Le château de Cirey a appartenu à la marquise Émilie de Breteuil, Marquise du Chatelet, femme scientifique (seule femme à savoir faire des multiplications à 8 chiffres, et traductrice de Newton) et maîtresse de Voltaire qui y a habité pendant 15 ans. On visite des pièces très variées, équipées et vivantes : hall d'entrée avec des têtes d'animaux chassés empaillées, salons avec des tapisseries, chambre d'Émilie, salle à manger, bibliothèque avec l'encyclopédie de Diderot et d'Alembert, combles avec la charpente en chêne apparente, chapelle en plein cœur du bâtiment, théâtre privé, sous-sol avec la buanderie, la cuisine et le cellier. La "buanderie" abrite une collection insolite de dizaines de fers à repasser. La guide nous explique d'abord les différentes étapes de la lessive au XVIIIe siècle, puis montre les inventions successives ayant permis d'améliorer le fonctionnement et la sécurité des fers à repasser. Les explications sont intéressantes, y compris pour Solène et Victor, même si la guide est froide et reste cantonnée à son texte, sans jamais nous demander si on a des questions.
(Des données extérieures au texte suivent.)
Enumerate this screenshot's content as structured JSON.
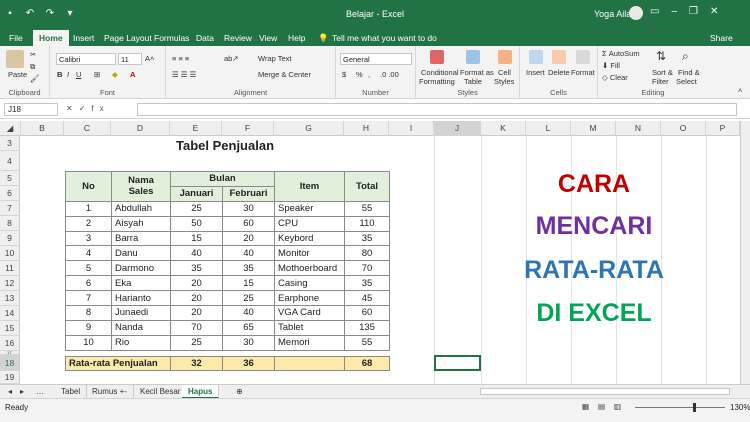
{
  "window": {
    "title": "Belajar - Excel",
    "user": "Yoga Ailala",
    "share": "Share"
  },
  "tabs": [
    "File",
    "Home",
    "Insert",
    "Page Layout",
    "Formulas",
    "Data",
    "Review",
    "View",
    "Help",
    "Tell me what you want to do"
  ],
  "ribbon": {
    "clipboard": {
      "label": "Clipboard",
      "paste": "Paste"
    },
    "font": {
      "label": "Font",
      "name": "Calibri",
      "size": "11",
      "bold": "B",
      "italic": "I",
      "underline": "U"
    },
    "alignment": {
      "label": "Alignment",
      "wrap": "Wrap Text",
      "merge": "Merge & Center"
    },
    "number": {
      "label": "Number",
      "format": "General",
      "currency": "$",
      "percent": "%",
      "comma": ","
    },
    "styles": {
      "label": "Styles",
      "conditional": "Conditional",
      "formatting": "Formatting",
      "format_as": "Format as",
      "table": "Table",
      "cell": "Cell",
      "cell_styles": "Styles"
    },
    "cells": {
      "label": "Cells",
      "insert": "Insert",
      "delete": "Delete",
      "format": "Format"
    },
    "editing": {
      "label": "Editing",
      "autosum": "AutoSum",
      "fill": "Fill",
      "clear": "Clear",
      "sort": "Sort &",
      "filter": "Filter",
      "find": "Find &",
      "select": "Select"
    }
  },
  "formula_bar": {
    "name_box": "J18",
    "fx": "fx",
    "value": ""
  },
  "columns": [
    "B",
    "C",
    "D",
    "E",
    "F",
    "G",
    "H",
    "I",
    "J",
    "K",
    "L",
    "M",
    "N",
    "O",
    "P"
  ],
  "rows": [
    "3",
    "4",
    "5",
    "6",
    "7",
    "8",
    "9",
    "10",
    "11",
    "12",
    "13",
    "14",
    "15",
    "16",
    "17",
    "18",
    "19"
  ],
  "sheet": {
    "table_title": "Tabel Penjualan",
    "headers": {
      "no": "No",
      "nama": "Nama Sales",
      "bulan": "Bulan",
      "januari": "Januari",
      "februari": "Februari",
      "item": "Item",
      "total": "Total"
    },
    "records": [
      {
        "no": "1",
        "nama": "Abdullah",
        "jan": "25",
        "feb": "30",
        "item": "Speaker",
        "total": "55"
      },
      {
        "no": "2",
        "nama": "Aisyah",
        "jan": "50",
        "feb": "60",
        "item": "CPU",
        "total": "110"
      },
      {
        "no": "3",
        "nama": "Barra",
        "jan": "15",
        "feb": "20",
        "item": "Keybord",
        "total": "35"
      },
      {
        "no": "4",
        "nama": "Danu",
        "jan": "40",
        "feb": "40",
        "item": "Monitor",
        "total": "80"
      },
      {
        "no": "5",
        "nama": "Darmono",
        "jan": "35",
        "feb": "35",
        "item": "Mothoerboard",
        "total": "70"
      },
      {
        "no": "6",
        "nama": "Eka",
        "jan": "20",
        "feb": "15",
        "item": "Casing",
        "total": "35"
      },
      {
        "no": "7",
        "nama": "Harianto",
        "jan": "20",
        "feb": "25",
        "item": "Earphone",
        "total": "45"
      },
      {
        "no": "8",
        "nama": "Junaedi",
        "jan": "20",
        "feb": "40",
        "item": "VGA Card",
        "total": "60"
      },
      {
        "no": "9",
        "nama": "Nanda",
        "jan": "70",
        "feb": "65",
        "item": "Tablet",
        "total": "135"
      },
      {
        "no": "10",
        "nama": "Rio",
        "jan": "25",
        "feb": "30",
        "item": "Memori",
        "total": "55"
      }
    ],
    "average": {
      "label": "Rata-rata Penjualan",
      "jan": "32",
      "feb": "36",
      "total": "68"
    }
  },
  "overlay": {
    "line1": "CARA",
    "line2": "MENCARI",
    "line3": "RATA-RATA",
    "line4": "DI EXCEL",
    "colors": {
      "line1": "#c00000",
      "line2": "#7030a0",
      "line3": "#2e75b6",
      "line4": "#00a651"
    }
  },
  "sheet_tabs": [
    "Tabel",
    "Rumus +-",
    "Kecil Besar",
    "Hapus"
  ],
  "status": {
    "ready": "Ready",
    "zoom": "130%"
  }
}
Par exemple, Victor déclare en ressortant à 15h50 : "C'est dommage, elle ne nous a pas tout dit. Par exemple, dans le cellier, elle a dit qu'on mangeait la même chose au XVIIIe siècle qu'aujourd'hui à part quelques aliments. J'étais très curieux de savoir lesquels mais elle ne nous l'a pas dit."
Les enfants veulent retourner jouer dans la Blaise mais Bastien les convaint de repartir aussitôt. En effet, il n'y a pas de camping dans le secteur, donc on a prévu de bivouaquer dans la vallée de la Blaise, mais plus en amont, en direction de Colombey-les-deux-Eglises que nous visiterons demain.
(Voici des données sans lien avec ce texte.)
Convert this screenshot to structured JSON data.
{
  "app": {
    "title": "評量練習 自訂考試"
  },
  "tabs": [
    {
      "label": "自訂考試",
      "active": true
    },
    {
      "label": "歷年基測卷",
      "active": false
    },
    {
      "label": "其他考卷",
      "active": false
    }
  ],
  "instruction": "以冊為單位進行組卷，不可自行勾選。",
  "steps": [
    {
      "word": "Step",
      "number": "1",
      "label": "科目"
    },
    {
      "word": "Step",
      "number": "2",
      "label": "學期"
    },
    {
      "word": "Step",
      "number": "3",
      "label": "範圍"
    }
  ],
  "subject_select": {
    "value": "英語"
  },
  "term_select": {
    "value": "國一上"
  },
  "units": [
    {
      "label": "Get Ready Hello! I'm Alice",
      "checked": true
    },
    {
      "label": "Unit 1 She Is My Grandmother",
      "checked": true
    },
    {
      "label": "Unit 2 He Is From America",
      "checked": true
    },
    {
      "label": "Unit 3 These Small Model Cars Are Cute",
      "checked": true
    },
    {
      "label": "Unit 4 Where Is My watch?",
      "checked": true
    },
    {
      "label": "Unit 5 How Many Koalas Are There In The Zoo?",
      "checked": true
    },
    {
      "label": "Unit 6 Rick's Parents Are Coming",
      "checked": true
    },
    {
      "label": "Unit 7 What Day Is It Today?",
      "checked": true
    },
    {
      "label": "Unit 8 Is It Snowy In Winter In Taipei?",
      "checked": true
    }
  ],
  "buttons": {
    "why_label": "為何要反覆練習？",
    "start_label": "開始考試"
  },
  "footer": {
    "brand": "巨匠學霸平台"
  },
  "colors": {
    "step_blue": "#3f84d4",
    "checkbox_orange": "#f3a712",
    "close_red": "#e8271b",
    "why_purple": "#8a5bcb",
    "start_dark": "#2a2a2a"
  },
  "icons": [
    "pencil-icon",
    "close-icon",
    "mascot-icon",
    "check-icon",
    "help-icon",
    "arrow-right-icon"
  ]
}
Au premier village suivant sur la Blaise, on remplit les gourdes et la vache à eau au cimetière. Un joli coin d'herbe plate au bord de l'eau ferait un beau lieu de bivouac, mais on souhaite se rapprocher de Colombey-les-deux-Eglises (à une vingtaine de kilomètres) pour ne pas avoir à trop rouler demain matin avant la visite.
Le village suivant est aussi accueillant mais on continue donc.
Finalement après une douzaine de kilomètres (soit 33 km depuis ce matin), il est 17h40 et on approche de deux villages pressentis par Bastien pour camper. On entre dans le premier, Curmont. On demande à un vieux monsieur assis devant sa maison s'il connaît un endroit où on pourrait planter notre tente pour la nuit. "Bien sûr, devant la mairie, venez je vous y emmène. Il y a déjà des Belges qui y ont dormi il n'y a pas longtemps, au 14 juillet. "
Le monsieur nous montre un pré légèrement pentu qui lui appartient, en face du bâtiment en pierres qui sert de mairie, avec en plus un robinet accessible à l'extérieur. Parfait.
On commence à poser les vélos et il revient 5 minutes après avec un sachet de madeleines pour les enfants, et nous propose de visiter son verger en contrebas. Il y a beaucoup de pêchers, avec de nombreux fruits, mais malheureusement pour nous, pas encore mûrs. Il nous présente aussi des cerisiers, noyers, pommiers, poiriers, un néflier. Il plante lui-même ces arbres depuis une cinquantaine d'années. Le monsieur est naturellement simple et bienveillant. Quelle belle rencontre !
Le village de Curmont compte 12 habitants ; il est encore plus petit que Champigneulles ! Il a son maire et 6 conseillers municipaux. Deux couples sont en train de retaper des maisons pour venir s'installer prochainement. Et encore, il y a une commune voisine encore plus petite, avec 6 habitants.
Les enfants jouent dans le pré, écrivent leur carnet de voyage. Les parents préparent le campement et le repas. Le dîner dans l'herbe est éclairé par la douce lumière du soir. On se lave aux gants, fait la vaisselle et la lessive. Victor et Maxime tour à tour dévalent le pré sur le petit vélo de Maxime. Solène sort son anche de hautbois pour jouer quelques airs à 4 notes. Petit temps de lecture dans la tente et dodo 21h50.